One limitation of this study was inconsistency in some results including VFA and gas production results. The inconsistent results might be resulted from the ice treatment during the in-vitro procedure. When the incubation bottles were taken from the shaking incubator, the bottles were put on the ice to stop the further microbial fermentation. But, the TGP measurements were conducted when the bottles were on the ice. Accordingly, the TGP decreased according to the decreased temperature of the headspace. Another limitation was regarding microbial activity analysis, which have not performed in this study.

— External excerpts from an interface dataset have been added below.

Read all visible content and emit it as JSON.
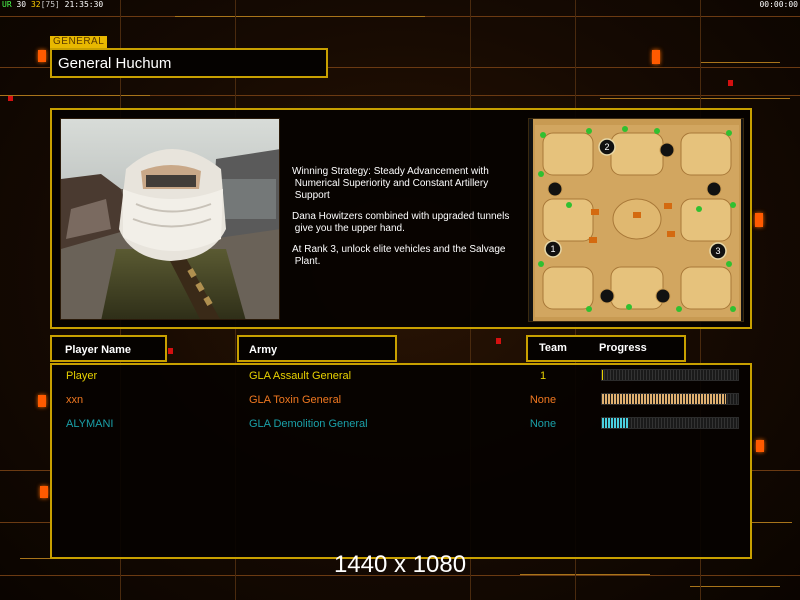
{
  "status": {
    "label": "UR",
    "val1": "30",
    "val2": "32",
    "val3": "[75]",
    "time": "21:35:30"
  },
  "clock": "00:00:00",
  "general": {
    "tag": "GENERAL",
    "name": "General Huchum",
    "strategy": [
      "Winning Strategy: Steady Advancement with\n Numerical Superiority and Constant Artillery\n Support",
      "Dana Howitzers combined with upgraded tunnels\n give you the upper hand.",
      "At Rank 3, unlock elite vehicles and the Salvage\n Plant."
    ]
  },
  "map": {
    "start_positions": [
      "1",
      "2",
      "3"
    ]
  },
  "headers": {
    "player": "Player Name",
    "army": "Army",
    "team": "Team",
    "progress": "Progress"
  },
  "players": [
    {
      "name": "Player",
      "army": "GLA Assault General",
      "team": "1",
      "progress": 0.01,
      "color": "#e8d200",
      "bar_color": "#e8d200"
    },
    {
      "name": "xxn",
      "army": "GLA Toxin General",
      "team": "None",
      "progress": 0.91,
      "color": "#f07820",
      "bar_color": "#e0b070"
    },
    {
      "name": "ALYMANI",
      "army": "GLA Demolition General",
      "team": "None",
      "progress": 0.2,
      "color": "#1aa0a8",
      "bar_color": "#4ad0e0"
    }
  ],
  "resolution": "1440 x 1080",
  "colors": {
    "frame": "#c8a000",
    "accent": "#ff5a00"
  }
}
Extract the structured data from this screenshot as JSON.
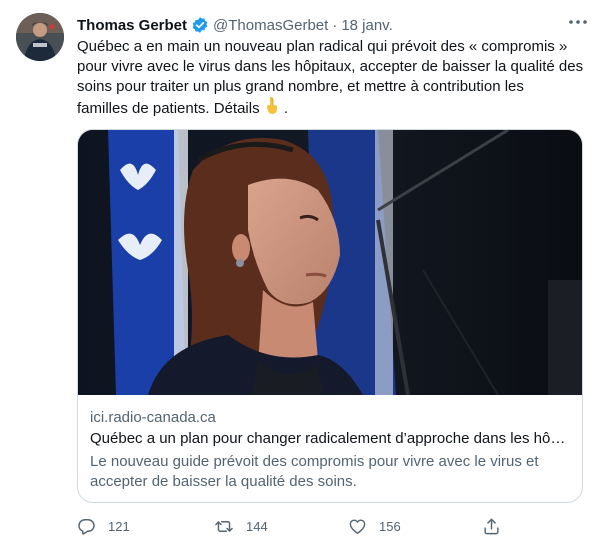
{
  "tweet": {
    "author_name": "Thomas Gerbet",
    "handle": "@ThomasGerbet",
    "separator": "·",
    "date": "18 janv.",
    "text_lines": [
      "Québec a en main un nouveau plan radical qui prévoit des « compromis »",
      "pour vivre avec le virus dans les hôpitaux, accepter de baisser la qualité des",
      "soins pour traiter un plus grand nombre, et mettre à contribution les",
      "familles de patients. Détails"
    ],
    "text_end": " ."
  },
  "card": {
    "domain": "ici.radio-canada.ca",
    "title": "Québec a un plan pour changer radicalement d’approche dans les hôp…",
    "description_lines": [
      "Le nouveau guide prévoit des compromis pour vivre avec le virus et",
      "accepter de baisser la qualité des soins."
    ]
  },
  "actions": {
    "replies": "121",
    "retweets": "144",
    "likes": "156"
  },
  "colors": {
    "text": "#0f1419",
    "secondary": "#536471",
    "verified": "#1d9bf0",
    "border": "#cfd9de"
  },
  "icons": [
    "verified-badge-icon",
    "more-options-icon",
    "pointing-down-emoji",
    "reply-icon",
    "retweet-icon",
    "like-icon",
    "share-icon"
  ]
}
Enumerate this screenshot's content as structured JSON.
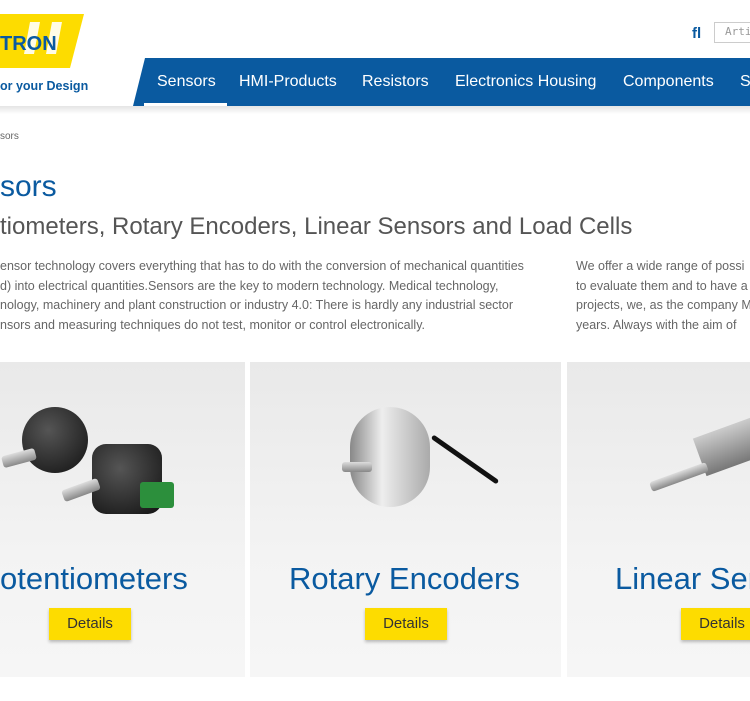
{
  "brand": {
    "logo_text": "TRON",
    "tagline": "or your Design",
    "colors": {
      "primary": "#0a5aa0",
      "accent": "#fddc00"
    }
  },
  "header": {
    "language_icon_text": "fl",
    "search_placeholder": "Arti"
  },
  "nav": {
    "items": [
      {
        "label": "Sensors",
        "active": true
      },
      {
        "label": "HMI-Products"
      },
      {
        "label": "Resistors"
      },
      {
        "label": "Electronics Housing"
      },
      {
        "label": "Components"
      },
      {
        "label": "S"
      }
    ]
  },
  "breadcrumb": "sors",
  "page": {
    "title": "sors",
    "subtitle": "tiometers, Rotary Encoders, Linear Sensors and Load Cells",
    "intro_left": [
      "ensor technology covers everything that has to do with the conversion of mechanical quantities",
      "d) into electrical quantities.Sensors are the key to modern technology. Medical technology,",
      "nology, machinery and plant construction or industry 4.0: There is hardly any industrial sector",
      "nsors and measuring techniques do not test, monitor or control electronically."
    ],
    "intro_right": [
      "We offer a wide range of possi",
      "to evaluate them and to have a",
      "projects, we, as the company M",
      "years. Always with the aim of"
    ]
  },
  "cards": [
    {
      "title": "otentiometers",
      "button": "Details"
    },
    {
      "title": "Rotary Encoders",
      "button": "Details"
    },
    {
      "title": "Linear Ser",
      "button": "Details"
    }
  ]
}
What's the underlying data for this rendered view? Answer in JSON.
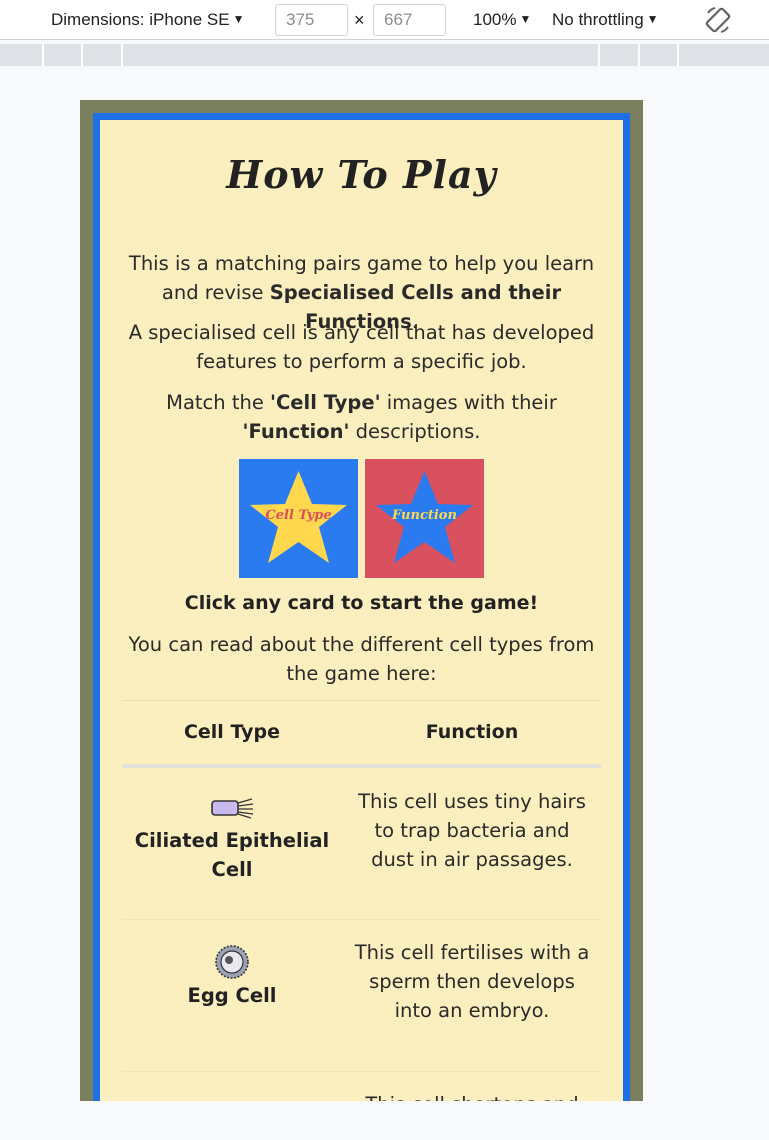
{
  "devtools": {
    "dimensions_label": "Dimensions: iPhone SE",
    "width_value": "375",
    "height_value": "667",
    "times_symbol": "×",
    "zoom": "100%",
    "throttling": "No throttling"
  },
  "game": {
    "title": "How To Play",
    "intro_part1": "This is a matching pairs game to help you learn and revise ",
    "intro_bold": "Specialised Cells and their Functions",
    "intro_part2": ".",
    "definition": "A specialised cell is any cell that has developed features to perform a specific job.",
    "match_part1": "Match the ",
    "match_bold1": "'Cell Type'",
    "match_part2": " images with their ",
    "match_bold2": "'Function'",
    "match_part3": " descriptions.",
    "card_cell_type_label": "Cell Type",
    "card_function_label": "Function",
    "cta": "Click any card to start the game!",
    "read_more": "You can read about the different cell types from the game here:"
  },
  "table": {
    "header_cell_type": "Cell Type",
    "header_function": "Function",
    "rows": [
      {
        "name": "Ciliated Epithelial Cell",
        "function": "This cell uses tiny hairs to trap bacteria and dust in air passages."
      },
      {
        "name": "Egg Cell",
        "function": "This cell fertilises with a sperm then develops into an embryo."
      },
      {
        "name": "",
        "function": "This cell shortens and"
      }
    ]
  },
  "colors": {
    "card_bg": "#fcefbf",
    "frame_blue": "#1f6fe6",
    "frame_olive": "#7a805d",
    "card_blue": "#2a7bf0",
    "card_red": "#d9505f",
    "star_yellow": "#ffd84d"
  }
}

The reason for this was due to unavailability of previous study having several various levels of L-Gln supplementation with very wide range of incubation times. As such, microbial activity was not the first important criteria to be measured while no information was available with respect to the total gas production, L-Gln degradation, ammonia production, and VFA production etc. Thus, microbial activity should be further examined in future study after taking into account of the results of this study.